Pour ce qui est des marges de négociation avec Lactalis, des organisations de producteurs et, depuis quelque temps, une association d'organisations de producteurs mènent des discussions avec l'entreprise. Celles-ci ne sont pas simples. La conjoncture pèse et l'entreprise reste dans sa dynamique de « business avant tout ». C'aurait été une erreur de penser que l'entreprise, du fait de la crise, ferait des cadeaux aux producteurs ; elle est là pour faire état d'un marché. La loi en préparation doit nous amener à remettre sur la table ce qui est notre réalité – des revenus qui ne sont pas à la hauteur du travail fourni et des coûts de production importants. Nous devons aussi travailler pour que les marchés soient les meilleurs possible, en France et en Europe. Nous devons convaincre la grande distribution de l'intérêt d'une production laitière dynamique qui réponde à l'attente des consommateurs – c'est l'intérêt du plan de filière – et oeuvrer à une meilleure adéquation entre l'offre et la demande au niveau européen afin d'éviter les excédents en période de crise.
Il n'est pas impossible, mais difficile pour un producteur laitier de changer d'entreprise. Depuis mon installation en 1986, j'ai été producteur pour une entreprise privée – Lactalis – avant de livrer un groupement d'intérêts économiques (GIE), puis de travailler en coopération. Cela ne se fait pas sans mal. La majorité des producteurs ne souhaitent pas changer pour changer. Ils ont surtout besoin que l'entreprise soit à leur écoute, notamment lorsque l'activité de l'exploitation ne leur permet pas de dégager un revenu. Dans ce domaine, ce sont les PME qui font le plus d'efforts, sans soute parce que, dépendantes de leur territoire, elles risquent une rupture d'approvisionnement si les producteurs cessent de les livrer, contrairement aux grands groupes comme Lactalis qui peuvent s'approvisionner nationalement, voire à l'étranger. C'est un sujet sur lequel nous travaillons, même si la spécificité française, qui veut que 50 % du lait soit collecté par les industriels et 50 % par la coopération, fait que le changement d'entreprise n'est pas toujours possible.
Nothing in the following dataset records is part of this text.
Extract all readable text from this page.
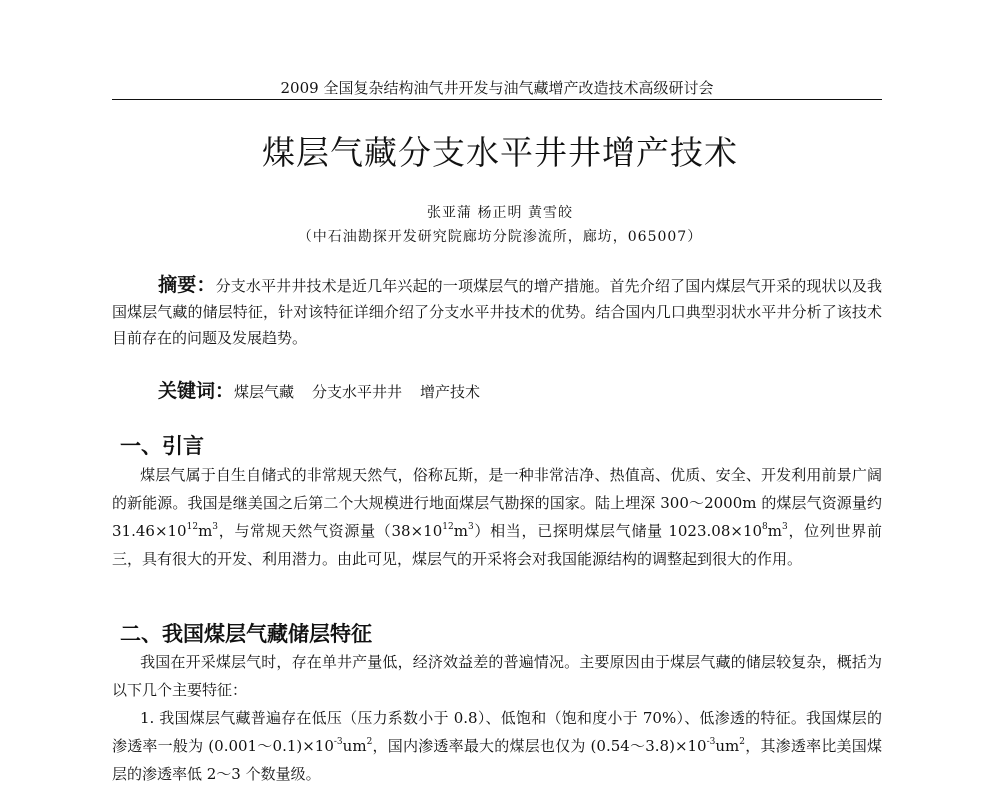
2009 全国复杂结构油气井开发与油气藏增产改造技术高级研讨会
煤层气藏分支水平井井增产技术
张亚蒲 杨正明 黄雪皎
（中石油勘探开发研究院廊坊分院渗流所，廊坊，065007）
摘要：分支水平井井技术是近几年兴起的一项煤层气的增产措施。首先介绍了国内煤层气开采的现状以及我国煤层气藏的储层特征，针对该特征详细介绍了分支水平井技术的优势。结合国内几口典型羽状水平井分析了该技术目前存在的问题及发展趋势。
关键词：煤层气藏 分支水平井井 增产技术
一、引言
煤层气属于自生自储式的非常规天然气，俗称瓦斯，是一种非常洁净、热值高、优质、安全、开发利用前景广阔的新能源。我国是继美国之后第二个大规模进行地面煤层气勘探的国家。陆上埋深 300～2000m 的煤层气资源量约 $31.46\times 10^{12}m^3$，与常规天然气资源量$(38\times 10^{12}m^3)$相当，已探明煤层气储量 $1023.08\times 10^8m^3$，位列世界前三，具有很大的开发、利用潜力。由此可见，煤层气的开采将会对我国能源结构的调整起到很大的作用。
二、我国煤层气藏储层特征
我国在开采煤层气时，存在单井产量低，经济效益差的普遍情况。主要原因由于煤层气藏的储层较复杂，概括为以下几个主要特征：
1. 我国煤层气藏普遍存在低压（压力系数小于 0.8）、低饱和（饱和度小于 70%）、低渗透的特征。我国煤层的渗透率一般为 $(0.001\sim 0.1)\times 10^{-3}um^2$，国内渗透率最大的煤层也仅为 $(0.54\sim 3.8)\times 10^{-3}um^2$，其渗透率比美国煤层的渗透率低 2～3 个数量级。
Contrairement à ce qui se passe en Allemagne, les entreprises françaises sont attachées aux territoires. Nous nous efforçons de tirer vers le haut l'ensemble de la filière, à travers le plan de filière, en créant le socle commun « France terre de lait » pour amener l'ensemble des producteurs et des entreprises à revaloriser 80 % du lait collecté aujourd'hui en conventionnel. Il est important que l'ensemble des producteurs puissent répondre à cette attente, qui est aussi celle des consommateurs. Notre spécificité est d'être présents sur l'ensemble du territoire : c'est grâce à cet ancrage que l'on peut encore parler d'une « France des mille fromages ».
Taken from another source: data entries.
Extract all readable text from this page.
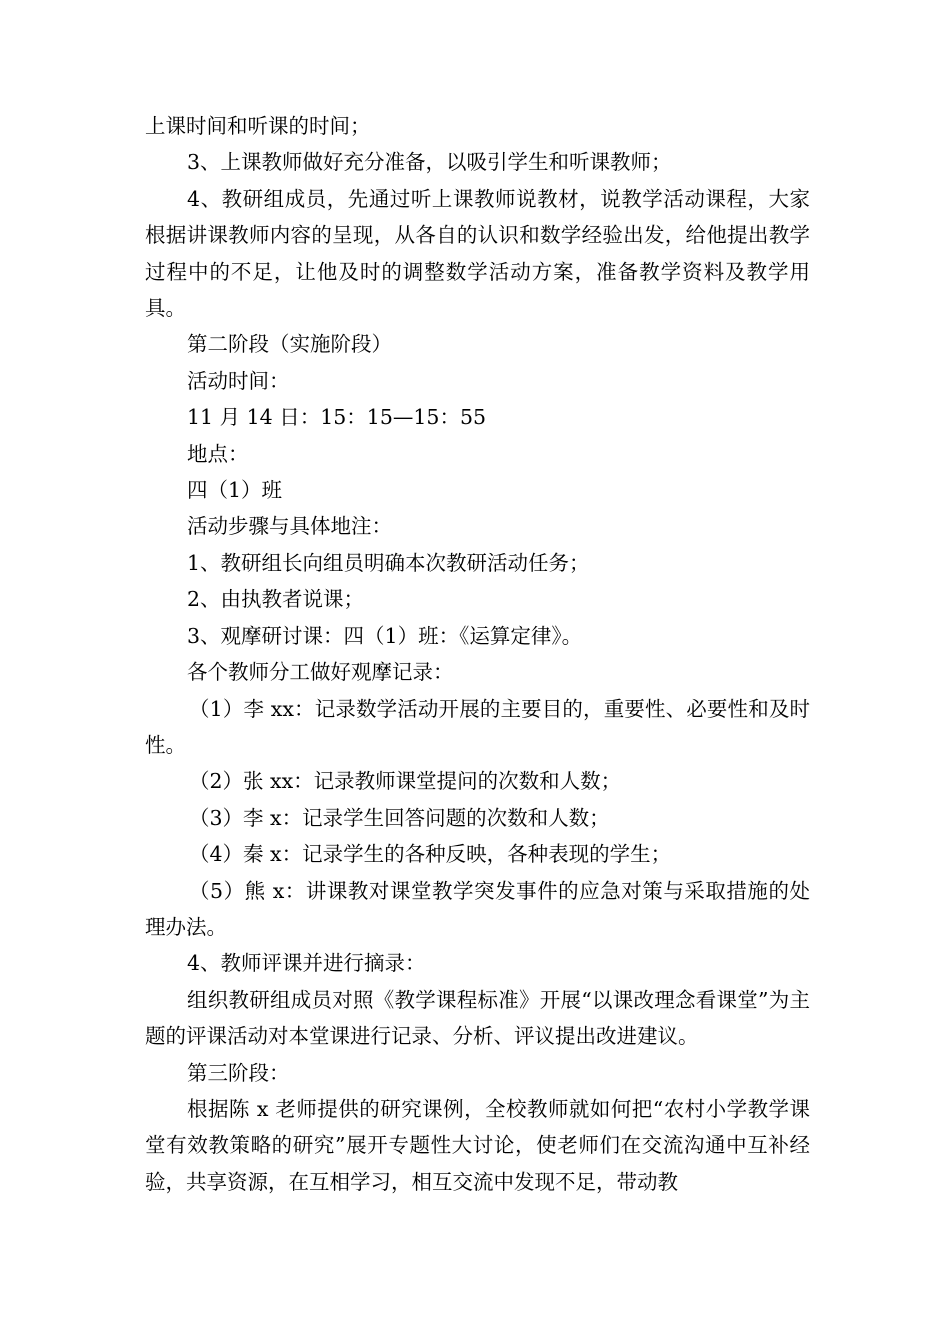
上课时间和听课的时间；

3、上课教师做好充分准备，以吸引学生和听课教师；

4、教研组成员，先通过听上课教师说教材，说教学活动课程，大家根据讲课教师内容的呈现，从各自的认识和数学经验出发，给他提出教学过程中的不足，让他及时的调整数学活动方案，准备教学资料及教学用具。

第二阶段（实施阶段）

活动时间：

11 月 14 日：15：15—15：55

地点：

四（1）班

活动步骤与具体地注：

1、教研组长向组员明确本次教研活动任务；

2、由执教者说课；

3、观摩研讨课：四（1）班：《运算定律》。

各个教师分工做好观摩记录：

（1）李 xx：记录数学活动开展的主要目的，重要性、必要性和及时性。

（2）张 xx：记录教师课堂提问的次数和人数；

（3）李 x：记录学生回答问题的次数和人数；

（4）秦 x：记录学生的各种反映，各种表现的学生；

（5）熊 x：讲课教对课堂教学突发事件的应急对策与采取措施的处理办法。

4、教师评课并进行摘录：

组织教研组成员对照《教学课程标准》开展“以课改理念看课堂”为主题的评课活动对本堂课进行记录、分析、评议提出改进建议。

第三阶段：

根据陈 x 老师提供的研究课例，全校教师就如何把“农村小学教学课堂有效教策略的研究”展开专题性大讨论，使老师们在交流沟通中互补经验，共享资源，在互相学习，相互交流中发现不足，带动教
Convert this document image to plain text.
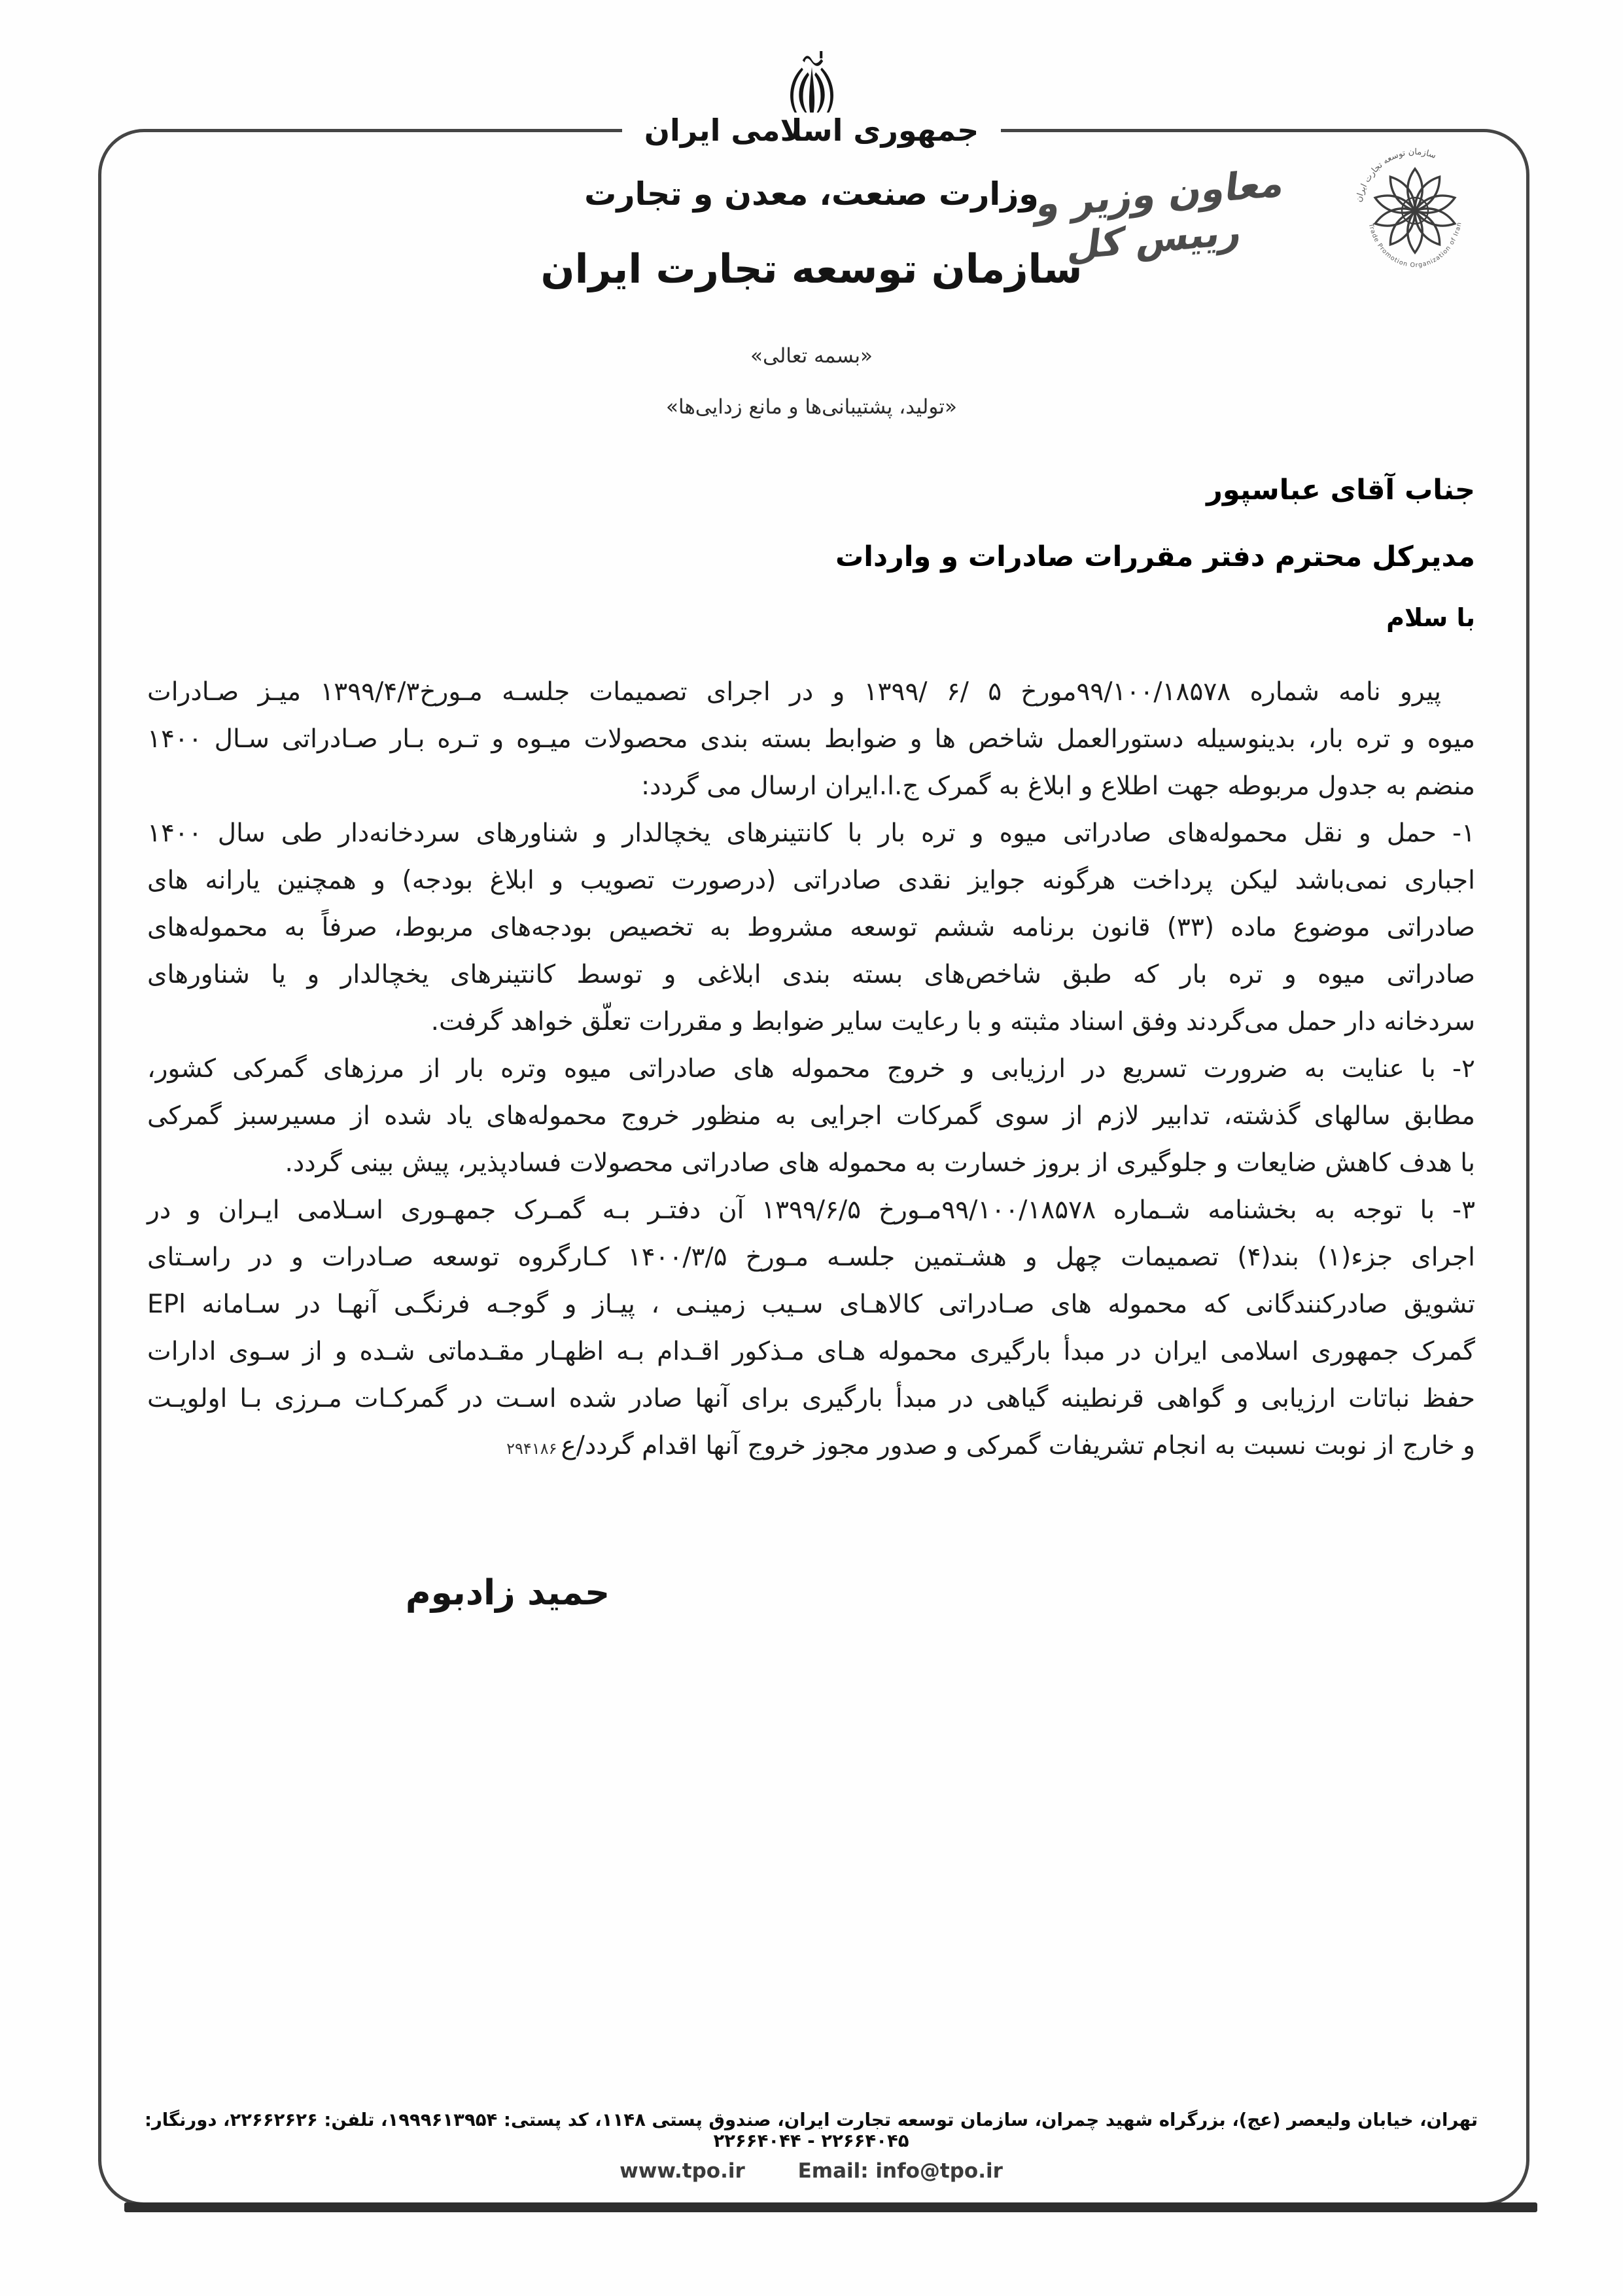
جمهوری اسلامی ایران
وزارت صنعت، معدن و تجارت
سازمان توسعه تجارت ایران
معاون وزیر و رییس کل
سازمان توسعه تجارت ایران
Trade Promotion Organization of Iran
«بسمه تعالی»
«تولید، پشتیبانی‌ها و مانع زدایی‌ها»
جناب آقای عباسپور
مدیرکل محترم دفتر مقررات صادرات و واردات
با سلام
پیرو نامه شماره ۹۹/۱۰۰/۱۸۵۷۸مورخ ۵ /۶ /۱۳۹۹ و در اجرای تصمیمات جلسـه مـورخ۱۳۹۹/۴/۳ میـز صـادرات
میوه و تره بار، بدینوسیله دستورالعمل شاخص ها و ضوابط بسته بندی محصولات میـوه و تـره بـار صـادراتی سـال ۱۴۰۰
منضم به جدول مربوطه جهت اطلاع و ابلاغ به گمرک ج.ا.ایران ارسال می گردد:
۱- حمل و نقل محموله‌های صادراتی میوه و تره بار با کانتینرهای یخچالدار و شناورهای سردخانه‌دار طی سال ۱۴۰۰
اجباری نمی‌باشد لیکن پرداخت هرگونه جوایز نقدی صادراتی (درصورت تصویب و ابلاغ بودجه) و همچنین یارانه های
صادراتی موضوع ماده (۳۳) قانون برنامه ششم توسعه مشروط به تخصیص بودجه‌های مربوط، صرفاً به محموله‌های
صادراتی میوه و تره بار که طبق شاخص‌های بسته بندی ابلاغی و توسط کانتینرهای یخچالدار و یا شناورهای
سردخانه دار حمل می‌گردند وفق اسناد مثبته و با رعایت سایر ضوابط و مقررات تعلّق خواهد گرفت.
۲- با عنایت به ضرورت تسریع در ارزیابی و خروج محموله های صادراتی میوه وتره بار از مرزهای گمرکی کشور،
مطابق سالهای گذشته، تدابیر لازم از سوی گمرکات اجرایی به منظور خروج محموله‌های یاد شده از مسیرسبز گمرکی
با هدف کاهش ضایعات و جلوگیری از بروز خسارت به محموله های صادراتی محصولات فسادپذیر، پیش بینی گردد.
۳- با توجه به بخشنامه شـماره ۹۹/۱۰۰/۱۸۵۷۸مـورخ ۱۳۹۹/۶/۵ آن دفتـر بـه گمـرک جمهـوری اسـلامی ایـران و در
اجرای جزء(۱) بند(۴) تصمیمات چهل و هشـتمین جلسـه مـورخ ۱۴۰۰/۳/۵ کـارگروه توسعه صـادرات و در راسـتای
تشویق صادرکنندگانی که محموله های صـادراتی کالاهـای سـیب زمینـی ، پیـاز و گوجـه فرنگـی آنهـا در سـامانه EPl
گمرک جمهوری اسلامی ایران در مبدأ بارگیری محموله هـای مـذکور اقـدام بـه اظهـار مقـدماتی شـده و از سـوی ادارات
حفظ نباتات ارزیابی و گواهی قرنطینه گیاهی در مبدأ بارگیری برای آنها صادر شده اسـت در گمرکـات مـرزی بـا اولویـت
و خارج از نوبت نسبت به انجام تشریفات گمرکی و صدور مجوز خروج آنها اقدام گردد/ع۲۹۴۱۸۶
حمید زادبوم
تهران، خیابان ولیعصر (عج)، بزرگراه شهید چمران، سازمان توسعه تجارت ایران، صندوق پستی ۱۱۴۸، کد پستی: ۱۹۹۹۶۱۳۹۵۴، تلفن: ۲۲۶۶۲۶۲۶، دورنگار: ۲۲۶۶۴۰۴۵ - ۲۲۶۶۴۰۴۴
www.tpo.ir	Email: info@tpo.ir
Le lait est collecté tous les deux ou trois jours. Il est stocké dans des tanks qui refroidissent à une température située entre 3 et 4 degrés, pour pouvoir ensuite être transformé. La traite est réalisée dans des conditions optimales, puisque le lait est analysé à chaque fois. Il faut savoir que le producteur est payé en fonction de la qualité hygiénique et sanitaire du lait. Des laboratoires interprofessionnels, gérés à la fois par les producteurs et les transformateurs, et accrédités par les pouvoirs publics, analysent ces échantillons. Le système fonctionne bien. J'en veux pour preuve que lorsque les Chinois viennent voir comment fonctionne la filière laitière française, la première chose qu'ils veulent observer est le système d'analyse et de traçabilité.
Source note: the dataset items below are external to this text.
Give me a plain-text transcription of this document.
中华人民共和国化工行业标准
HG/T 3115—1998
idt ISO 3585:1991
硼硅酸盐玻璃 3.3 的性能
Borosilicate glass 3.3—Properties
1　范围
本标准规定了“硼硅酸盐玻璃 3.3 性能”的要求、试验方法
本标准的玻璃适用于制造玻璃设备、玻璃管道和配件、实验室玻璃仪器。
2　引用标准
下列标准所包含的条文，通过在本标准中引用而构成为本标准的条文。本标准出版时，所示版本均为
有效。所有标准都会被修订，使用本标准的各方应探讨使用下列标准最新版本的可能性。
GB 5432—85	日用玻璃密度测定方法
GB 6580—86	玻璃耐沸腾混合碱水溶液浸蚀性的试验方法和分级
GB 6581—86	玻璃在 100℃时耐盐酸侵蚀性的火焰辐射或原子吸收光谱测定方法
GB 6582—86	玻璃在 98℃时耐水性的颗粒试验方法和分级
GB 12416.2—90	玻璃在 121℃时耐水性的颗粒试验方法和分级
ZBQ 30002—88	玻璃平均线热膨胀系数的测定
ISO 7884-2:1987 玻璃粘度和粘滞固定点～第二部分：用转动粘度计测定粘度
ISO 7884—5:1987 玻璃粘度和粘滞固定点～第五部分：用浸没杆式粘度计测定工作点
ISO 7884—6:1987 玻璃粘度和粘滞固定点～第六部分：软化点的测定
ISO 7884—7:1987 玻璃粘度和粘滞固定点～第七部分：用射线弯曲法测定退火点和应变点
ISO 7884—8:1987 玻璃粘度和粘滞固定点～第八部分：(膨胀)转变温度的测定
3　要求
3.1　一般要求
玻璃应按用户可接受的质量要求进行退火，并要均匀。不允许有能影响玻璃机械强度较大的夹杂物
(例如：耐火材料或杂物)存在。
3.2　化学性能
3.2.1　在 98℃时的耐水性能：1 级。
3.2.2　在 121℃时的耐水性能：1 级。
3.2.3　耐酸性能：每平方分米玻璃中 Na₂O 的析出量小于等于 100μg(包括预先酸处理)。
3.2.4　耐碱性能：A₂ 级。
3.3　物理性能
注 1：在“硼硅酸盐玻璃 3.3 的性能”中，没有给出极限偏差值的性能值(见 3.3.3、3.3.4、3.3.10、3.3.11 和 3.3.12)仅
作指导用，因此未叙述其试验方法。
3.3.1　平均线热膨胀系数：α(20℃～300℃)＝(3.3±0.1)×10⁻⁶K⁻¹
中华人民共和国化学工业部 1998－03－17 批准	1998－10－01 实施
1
Le lait est ensuite chargé dans des citernes, puis acheminé par les industriels à l'entreprise. Ceux-ci doivent prélever de nouveaux échantillons dans les citernes avant la transformation.
Le lait est donc analysé une première fois chez le producteur, puis une deuxième fois lorsqu'il est mélangé aux autres laits en citerne ?
L'analyse est obligatoire une fois par semaine. Nous devrions passer à des analyses à chaque enlèvement et, pour ce faire, optimiser l'échantillonnage. Du fait que les litrages sont importants à chaque enlèvement, connaître le résultat de l'analyse le plus rapidement possible représente un enjeu économique pour le producteur, payé en fonction de la qualité du lait.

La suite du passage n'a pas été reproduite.